Foreign lenders eye China opportunities
By Wei Tian, China Daily/Asia News Network
July 19, 2012, 11:17 am TWN
BEIJING -- Foreign banks saw their profits in China double in 2011 and expect at least 20 percent annual revenue growth over the next three years despite a bleak economic outlook, a survey by PricewaterhouseCoopers said yesterday.
A total of 181 foreign banks in China reported a combined revenue growth from 7.78 billion yuan (US$1.22 billion) in 2010 to 16.73 billion yuan (US$2.62 billion) in 2011, according to the PwC's seventh annual report of foreign banks in China.

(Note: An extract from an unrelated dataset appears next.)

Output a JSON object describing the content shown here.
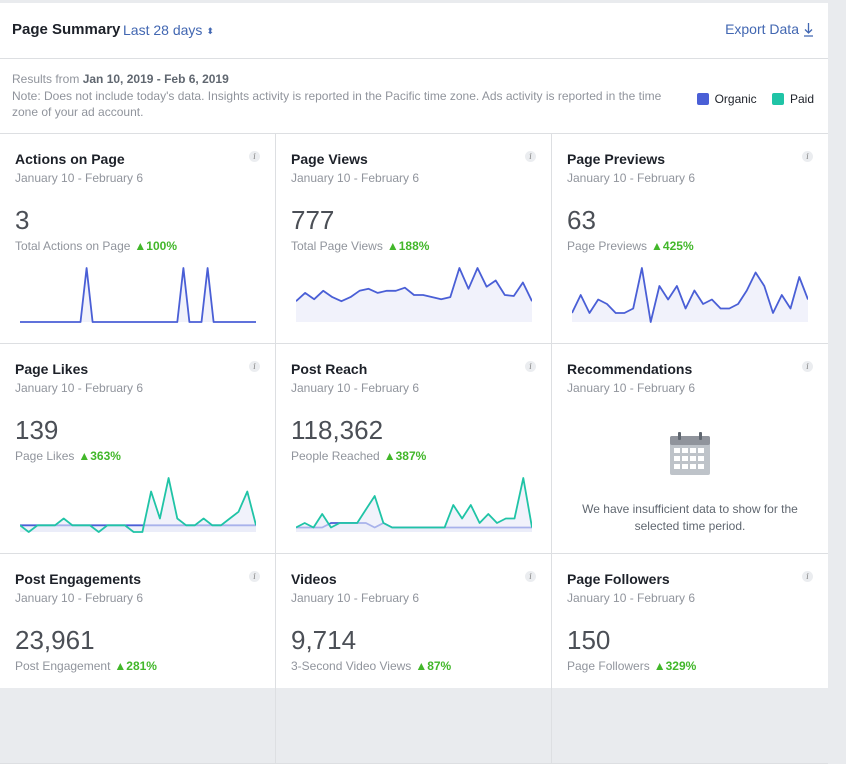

The total assets of foreign banks in China also grew 24 percent to 2.15 trillion yuan (US$337.4 billion) over last year, and accounted for about 2 percent of the total assets in China's banking sector. The share is up from a decline during 2008, which was the result of massive liquidity injected into Chinese banks.
Although China's economic outlook was shadowed by a series of weak data recently, annual revenue growth of 20 percent or more until 2015 is still in the sights of the 41 CEOs, senior executives, and branch managers surveyed.
The foreign banks have set their own sights on four target growth areas: financial institutions, multinational corporations, state-owned enterprises and privately owned enterprises. Debt capital market is expected to offer the greatest opportunity.
Facing a talent shortage, many foreign banks are on an aggressive recruitment drive, aiming to increase the industry's headcount by 56 percent to 55,000 by 2015 from the current 35,000.
“The significant growth (in profit) was a result of strong demand for corporate credit from multinationals expanding within China and an increasing number of State and private-owned enterprises customers,” said Jimmy Leung, banking and capital market leader with PwC China.
He added that the internationalization of the renminbi has generated a strong demand and growing revenue in derivatives, which also helped drive results.
The central bank's recent advancement on interest-rate liberalization is also viewed as advantageous, as foreign banks can now compete with more flexibility, Leung said.
“The exponential growth in the number of high net-worth individuals in China is leading some foreign banks to renew and develop their retail and wealth-management businesses,” said Raymond Yung, PwC China financial services leader.